The logo of the St. Louis Metropolitan Police Department as displayed on the side of a patrol vehicle.
(St. Louis Public Radio)
The logo of the St. Louis Metropolitan Police Department as displayed on the side of a patrol vehicle.

The St. Louis Board of Commissioners have approved a plan to reduce the number of city police districts.

The city currently operates a total of nine districts that were established back in 1962.

But Police Chief Dan Isom says the department had twice as many officers back then and more than twice the number of citizens to serve.

“In the last 30 years we’ve lost about 1,000 officers,” Isom said.  We used to have 2,200 officers, now we’re down to about 1,300 officers.  But the slots for those command structures are still the same.”

Isom says the process of combining several districts will happen this year and make it easier to allocate resources across the city.

He says the consolidation shouldn’t affect the number of officers on the street, but will likely mean fewer police colonels and lieutenants.

City Hall is pushing to hire a Washington D.C.-based consulting firm to spend upwards of five months evaluating how the city’s police, fire and EMT services are staffed and organized.
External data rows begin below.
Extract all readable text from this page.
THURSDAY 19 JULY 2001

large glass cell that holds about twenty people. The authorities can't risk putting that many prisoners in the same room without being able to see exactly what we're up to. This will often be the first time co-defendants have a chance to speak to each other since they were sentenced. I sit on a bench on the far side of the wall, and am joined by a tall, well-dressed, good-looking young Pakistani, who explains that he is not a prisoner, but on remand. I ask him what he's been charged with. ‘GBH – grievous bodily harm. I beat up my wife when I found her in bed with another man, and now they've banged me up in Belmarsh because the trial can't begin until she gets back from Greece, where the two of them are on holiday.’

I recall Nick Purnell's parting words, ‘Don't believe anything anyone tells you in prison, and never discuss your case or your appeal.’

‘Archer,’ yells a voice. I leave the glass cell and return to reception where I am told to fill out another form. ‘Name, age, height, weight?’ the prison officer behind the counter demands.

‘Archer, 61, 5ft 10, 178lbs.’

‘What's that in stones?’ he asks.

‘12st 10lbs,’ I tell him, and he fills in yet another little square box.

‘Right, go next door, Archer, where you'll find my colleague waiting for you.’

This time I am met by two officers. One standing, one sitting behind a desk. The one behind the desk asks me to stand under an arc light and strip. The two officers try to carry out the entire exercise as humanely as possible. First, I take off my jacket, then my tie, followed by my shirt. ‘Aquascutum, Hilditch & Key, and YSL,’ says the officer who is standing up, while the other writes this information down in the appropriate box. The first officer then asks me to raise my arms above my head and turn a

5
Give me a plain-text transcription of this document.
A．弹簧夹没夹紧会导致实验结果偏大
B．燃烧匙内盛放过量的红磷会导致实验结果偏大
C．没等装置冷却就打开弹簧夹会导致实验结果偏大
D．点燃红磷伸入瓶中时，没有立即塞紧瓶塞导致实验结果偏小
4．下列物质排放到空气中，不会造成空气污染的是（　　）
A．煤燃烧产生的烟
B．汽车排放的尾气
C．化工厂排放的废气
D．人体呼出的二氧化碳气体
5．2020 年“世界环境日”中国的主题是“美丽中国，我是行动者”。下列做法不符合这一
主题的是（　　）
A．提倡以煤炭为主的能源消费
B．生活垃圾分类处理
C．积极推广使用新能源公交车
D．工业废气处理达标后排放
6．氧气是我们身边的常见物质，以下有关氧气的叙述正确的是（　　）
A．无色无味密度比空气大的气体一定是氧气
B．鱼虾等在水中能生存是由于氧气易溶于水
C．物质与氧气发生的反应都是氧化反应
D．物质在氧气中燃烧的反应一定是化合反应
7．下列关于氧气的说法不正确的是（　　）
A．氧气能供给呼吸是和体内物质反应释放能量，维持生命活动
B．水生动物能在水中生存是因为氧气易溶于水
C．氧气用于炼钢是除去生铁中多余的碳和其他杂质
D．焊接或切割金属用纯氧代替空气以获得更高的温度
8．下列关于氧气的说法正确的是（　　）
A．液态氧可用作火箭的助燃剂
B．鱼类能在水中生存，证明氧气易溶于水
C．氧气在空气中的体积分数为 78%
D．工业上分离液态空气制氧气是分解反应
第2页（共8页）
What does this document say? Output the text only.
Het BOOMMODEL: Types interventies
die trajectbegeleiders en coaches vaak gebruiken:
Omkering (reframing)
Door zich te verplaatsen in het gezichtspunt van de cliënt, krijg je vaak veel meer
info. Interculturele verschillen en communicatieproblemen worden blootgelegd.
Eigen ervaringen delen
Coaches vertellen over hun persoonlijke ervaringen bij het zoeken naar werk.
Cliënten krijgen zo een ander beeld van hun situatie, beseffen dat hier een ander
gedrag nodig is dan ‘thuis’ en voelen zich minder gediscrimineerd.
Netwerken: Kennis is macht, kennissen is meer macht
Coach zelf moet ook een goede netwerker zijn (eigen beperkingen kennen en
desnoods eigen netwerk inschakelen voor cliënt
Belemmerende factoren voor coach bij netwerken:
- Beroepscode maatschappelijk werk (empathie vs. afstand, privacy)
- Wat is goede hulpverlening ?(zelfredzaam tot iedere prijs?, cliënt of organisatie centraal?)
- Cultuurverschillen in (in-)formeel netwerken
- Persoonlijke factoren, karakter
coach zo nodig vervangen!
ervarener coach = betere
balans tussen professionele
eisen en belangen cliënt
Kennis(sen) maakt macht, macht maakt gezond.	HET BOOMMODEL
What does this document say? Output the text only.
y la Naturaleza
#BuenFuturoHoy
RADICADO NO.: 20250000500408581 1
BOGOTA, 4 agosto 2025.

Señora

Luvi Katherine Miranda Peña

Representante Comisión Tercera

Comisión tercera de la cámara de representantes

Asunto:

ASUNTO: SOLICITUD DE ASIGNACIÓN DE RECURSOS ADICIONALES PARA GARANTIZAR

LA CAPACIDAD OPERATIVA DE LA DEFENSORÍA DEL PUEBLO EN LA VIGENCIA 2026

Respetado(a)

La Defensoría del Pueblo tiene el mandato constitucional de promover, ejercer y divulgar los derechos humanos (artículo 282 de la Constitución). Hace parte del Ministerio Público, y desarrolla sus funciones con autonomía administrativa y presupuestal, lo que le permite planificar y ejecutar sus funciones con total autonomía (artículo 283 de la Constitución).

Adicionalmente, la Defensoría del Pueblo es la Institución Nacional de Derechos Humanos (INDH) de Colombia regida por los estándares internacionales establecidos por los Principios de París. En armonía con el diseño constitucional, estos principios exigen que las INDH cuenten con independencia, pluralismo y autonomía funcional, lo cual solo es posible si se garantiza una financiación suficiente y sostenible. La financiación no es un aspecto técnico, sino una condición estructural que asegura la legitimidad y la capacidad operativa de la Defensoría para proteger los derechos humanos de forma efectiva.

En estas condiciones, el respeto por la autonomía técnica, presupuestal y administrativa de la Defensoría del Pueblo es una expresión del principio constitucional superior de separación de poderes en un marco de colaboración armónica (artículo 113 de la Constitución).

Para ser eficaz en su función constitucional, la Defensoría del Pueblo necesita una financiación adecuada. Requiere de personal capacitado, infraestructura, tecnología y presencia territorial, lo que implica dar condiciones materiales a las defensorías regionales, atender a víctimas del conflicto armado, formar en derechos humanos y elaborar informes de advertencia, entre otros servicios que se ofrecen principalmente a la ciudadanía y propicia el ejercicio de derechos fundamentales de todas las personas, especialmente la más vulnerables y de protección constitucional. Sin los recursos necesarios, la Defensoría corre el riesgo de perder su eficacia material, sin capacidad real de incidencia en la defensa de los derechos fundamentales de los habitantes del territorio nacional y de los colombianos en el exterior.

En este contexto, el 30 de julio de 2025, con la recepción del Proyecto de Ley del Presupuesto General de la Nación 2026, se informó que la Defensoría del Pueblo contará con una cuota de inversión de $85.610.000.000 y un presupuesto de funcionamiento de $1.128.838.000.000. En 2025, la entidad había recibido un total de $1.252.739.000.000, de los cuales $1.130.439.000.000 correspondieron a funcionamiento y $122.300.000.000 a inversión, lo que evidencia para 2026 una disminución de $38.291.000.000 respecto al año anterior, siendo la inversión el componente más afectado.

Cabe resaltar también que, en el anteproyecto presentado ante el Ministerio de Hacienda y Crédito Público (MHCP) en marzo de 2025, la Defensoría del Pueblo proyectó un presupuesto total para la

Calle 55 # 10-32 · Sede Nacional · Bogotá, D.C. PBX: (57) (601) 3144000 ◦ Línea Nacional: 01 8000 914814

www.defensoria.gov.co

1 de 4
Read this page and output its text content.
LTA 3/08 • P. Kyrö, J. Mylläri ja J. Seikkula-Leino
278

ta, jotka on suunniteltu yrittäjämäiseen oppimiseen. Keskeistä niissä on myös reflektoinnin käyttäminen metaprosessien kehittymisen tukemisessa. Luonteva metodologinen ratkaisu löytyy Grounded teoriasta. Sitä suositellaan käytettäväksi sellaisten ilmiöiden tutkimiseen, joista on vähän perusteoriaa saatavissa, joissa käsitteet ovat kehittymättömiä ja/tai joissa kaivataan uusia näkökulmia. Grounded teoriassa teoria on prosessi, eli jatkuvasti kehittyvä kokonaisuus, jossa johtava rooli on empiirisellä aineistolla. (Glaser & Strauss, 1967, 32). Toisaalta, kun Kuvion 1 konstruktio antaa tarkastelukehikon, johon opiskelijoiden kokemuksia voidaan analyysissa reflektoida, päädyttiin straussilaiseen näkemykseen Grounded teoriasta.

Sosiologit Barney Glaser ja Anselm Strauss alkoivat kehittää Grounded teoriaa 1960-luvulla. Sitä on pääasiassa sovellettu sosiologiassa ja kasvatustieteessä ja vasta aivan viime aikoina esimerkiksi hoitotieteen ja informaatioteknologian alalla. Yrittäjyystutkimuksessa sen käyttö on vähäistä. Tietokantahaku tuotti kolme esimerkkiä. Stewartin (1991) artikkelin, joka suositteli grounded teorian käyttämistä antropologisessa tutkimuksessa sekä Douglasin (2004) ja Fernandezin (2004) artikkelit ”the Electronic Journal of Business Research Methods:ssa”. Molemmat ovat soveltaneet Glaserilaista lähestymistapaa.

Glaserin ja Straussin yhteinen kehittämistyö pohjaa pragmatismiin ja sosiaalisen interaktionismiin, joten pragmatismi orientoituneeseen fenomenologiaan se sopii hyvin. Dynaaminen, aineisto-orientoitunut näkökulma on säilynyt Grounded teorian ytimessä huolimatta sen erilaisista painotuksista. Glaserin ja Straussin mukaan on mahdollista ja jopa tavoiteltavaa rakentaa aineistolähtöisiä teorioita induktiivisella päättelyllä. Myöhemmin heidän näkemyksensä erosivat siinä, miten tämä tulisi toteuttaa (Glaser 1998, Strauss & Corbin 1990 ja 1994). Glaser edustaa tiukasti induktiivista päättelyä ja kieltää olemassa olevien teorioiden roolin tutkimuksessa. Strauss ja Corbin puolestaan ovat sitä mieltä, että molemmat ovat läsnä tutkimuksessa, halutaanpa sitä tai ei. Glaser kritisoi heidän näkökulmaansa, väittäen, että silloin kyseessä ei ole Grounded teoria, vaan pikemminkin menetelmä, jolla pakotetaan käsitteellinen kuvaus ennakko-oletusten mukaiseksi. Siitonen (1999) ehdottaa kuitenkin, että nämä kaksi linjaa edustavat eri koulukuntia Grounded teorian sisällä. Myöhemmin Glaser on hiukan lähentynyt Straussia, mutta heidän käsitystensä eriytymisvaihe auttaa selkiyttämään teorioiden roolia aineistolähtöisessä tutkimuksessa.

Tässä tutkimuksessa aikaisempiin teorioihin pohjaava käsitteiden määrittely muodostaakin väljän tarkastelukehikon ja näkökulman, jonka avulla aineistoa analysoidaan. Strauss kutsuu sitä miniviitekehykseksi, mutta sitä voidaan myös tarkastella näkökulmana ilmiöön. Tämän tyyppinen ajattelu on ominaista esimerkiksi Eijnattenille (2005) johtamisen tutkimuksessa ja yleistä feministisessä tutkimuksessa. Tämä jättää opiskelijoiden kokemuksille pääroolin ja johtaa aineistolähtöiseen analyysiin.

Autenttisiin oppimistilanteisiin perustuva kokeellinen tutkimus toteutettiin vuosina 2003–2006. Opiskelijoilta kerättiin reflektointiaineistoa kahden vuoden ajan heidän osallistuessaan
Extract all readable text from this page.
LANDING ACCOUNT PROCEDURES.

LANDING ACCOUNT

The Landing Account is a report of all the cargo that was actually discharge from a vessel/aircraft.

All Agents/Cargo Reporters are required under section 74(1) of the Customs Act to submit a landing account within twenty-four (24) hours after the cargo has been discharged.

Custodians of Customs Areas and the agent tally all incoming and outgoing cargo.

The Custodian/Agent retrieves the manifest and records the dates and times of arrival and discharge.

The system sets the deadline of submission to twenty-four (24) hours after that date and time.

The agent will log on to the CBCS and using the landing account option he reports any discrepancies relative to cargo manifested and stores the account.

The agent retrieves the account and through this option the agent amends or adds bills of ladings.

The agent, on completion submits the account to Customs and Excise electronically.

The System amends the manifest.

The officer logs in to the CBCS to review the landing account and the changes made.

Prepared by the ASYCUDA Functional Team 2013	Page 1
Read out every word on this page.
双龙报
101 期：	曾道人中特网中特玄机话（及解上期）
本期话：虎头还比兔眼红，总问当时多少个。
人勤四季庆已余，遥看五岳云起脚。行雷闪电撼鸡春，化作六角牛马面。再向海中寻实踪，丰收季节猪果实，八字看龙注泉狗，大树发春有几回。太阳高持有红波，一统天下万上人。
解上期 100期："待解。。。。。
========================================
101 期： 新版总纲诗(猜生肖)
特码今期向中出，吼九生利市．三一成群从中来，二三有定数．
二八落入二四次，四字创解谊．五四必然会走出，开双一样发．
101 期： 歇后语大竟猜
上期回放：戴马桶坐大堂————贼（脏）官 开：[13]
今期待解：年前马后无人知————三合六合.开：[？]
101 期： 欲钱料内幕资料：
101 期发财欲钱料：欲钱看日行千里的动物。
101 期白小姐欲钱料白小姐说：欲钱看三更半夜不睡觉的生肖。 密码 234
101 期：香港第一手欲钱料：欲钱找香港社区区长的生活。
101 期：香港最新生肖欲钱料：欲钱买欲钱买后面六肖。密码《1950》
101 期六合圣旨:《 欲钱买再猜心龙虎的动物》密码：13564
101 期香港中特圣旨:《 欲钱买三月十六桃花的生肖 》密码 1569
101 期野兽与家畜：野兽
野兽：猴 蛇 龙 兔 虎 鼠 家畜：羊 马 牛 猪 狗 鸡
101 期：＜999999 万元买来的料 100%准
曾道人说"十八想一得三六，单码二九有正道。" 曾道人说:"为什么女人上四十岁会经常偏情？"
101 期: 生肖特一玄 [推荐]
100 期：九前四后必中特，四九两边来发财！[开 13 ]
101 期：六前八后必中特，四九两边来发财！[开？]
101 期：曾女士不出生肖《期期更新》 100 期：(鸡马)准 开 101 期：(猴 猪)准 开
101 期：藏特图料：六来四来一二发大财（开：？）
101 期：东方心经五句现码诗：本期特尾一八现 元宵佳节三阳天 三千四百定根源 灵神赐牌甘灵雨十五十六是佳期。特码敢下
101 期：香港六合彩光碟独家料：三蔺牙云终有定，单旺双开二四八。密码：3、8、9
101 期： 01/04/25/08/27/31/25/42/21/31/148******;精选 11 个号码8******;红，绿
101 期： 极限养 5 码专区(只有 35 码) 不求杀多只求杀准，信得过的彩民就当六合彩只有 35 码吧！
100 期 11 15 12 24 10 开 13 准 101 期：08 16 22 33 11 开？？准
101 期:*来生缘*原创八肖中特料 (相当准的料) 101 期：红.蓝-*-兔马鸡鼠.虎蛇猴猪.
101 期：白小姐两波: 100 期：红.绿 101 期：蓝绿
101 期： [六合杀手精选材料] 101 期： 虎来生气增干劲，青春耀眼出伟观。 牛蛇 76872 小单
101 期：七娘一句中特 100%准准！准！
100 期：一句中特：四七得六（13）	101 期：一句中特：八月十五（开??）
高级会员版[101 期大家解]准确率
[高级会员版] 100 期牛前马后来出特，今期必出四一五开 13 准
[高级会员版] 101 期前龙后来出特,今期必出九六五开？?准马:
Public Safety Director Eddie Roth said service analysis should have happened years ago as decreasing population and improved technology make it much easier to do more with less.

“Calls for service for fire are way down,” says Roth.  “So far this year we’ve had one fire death.  Technology has changed the way the business operates, we have proliferation of smoke detectors, we have conservation districts.”

The move comes at the same time the police department seeks to combine several of its districts.

The city is also pushing legislation to reform the firefighter pension system, as well as a November ballot initiative to return control of the St. Louis Police Department to City Hall.